As the old man watches, a close friend or family member will acknowledge the good things as well as the challenges each person in attendance has experienced during the year and offer blessings and encouragement for their journey through the next year. For example, a family member may look at me and say. “ Judy, I know that you’ve accomplished so much this year and had many struggles, so in the new year I wish you abundance, peace and ease.”
At midnight, we write down the things we want to let go off or release before entering the new year and we burn the paper along with the old man made of newspaper.
The paper burns in the fire symbolizing letting go of the past and the creation of new energy so that we can welcome the new year refreshed and with a clean slate.
This celebration is one of my favorite parts of the year. It’s a celebration that we do every year in my country. I love it so much that I try to recreate it even when I’m not spending New Year’s Eve in Ecuador!

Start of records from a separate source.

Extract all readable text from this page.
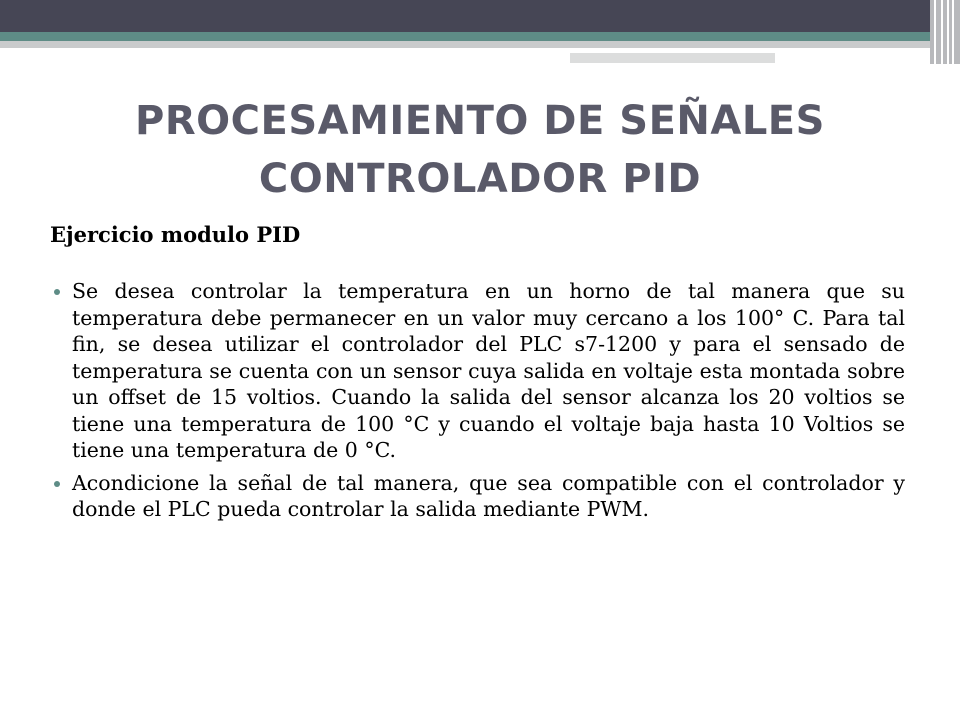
PROCESAMIENTO DE SEÑALES
CONTROLADOR PID
Ejercicio modulo PID
Se desea controlar la temperatura en un horno de tal manera que su temperatura debe permanecer en un valor muy cercano a los 100° C. Para tal fin, se desea utilizar el controlador del PLC s7-1200 y para el sensado de temperatura se cuenta con un sensor cuya salida en voltaje esta montada sobre un offset de 15 voltios. Cuando la salida del sensor alcanza los 20 voltios se tiene una temperatura de 100 °C y cuando el voltaje baja hasta 10 Voltios se tiene una temperatura de 0 °C.
Acondicione la señal de tal manera, que sea compatible con el controlador y donde el PLC pueda controlar la salida mediante PWM.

This is the way I end the year. These rituals and spiritual practices have helped me to end each year filled with gratitude, grounded in spirituality, and ready to start the new year feeling inspired and hopeful.
I hope they do the same for you!
Before I sign off, I want to thank you from the bottom of my heart for being here. Vitality Natural Health Care wouldn’t be what it is without you.
Thank you for reading my blogs week after week, engaging with us on social media, and allowing me and my team to provide you with quality health care in our Tempe, Arizona clinic.
I wish you and yours a peaceful, safe, and joyous holiday.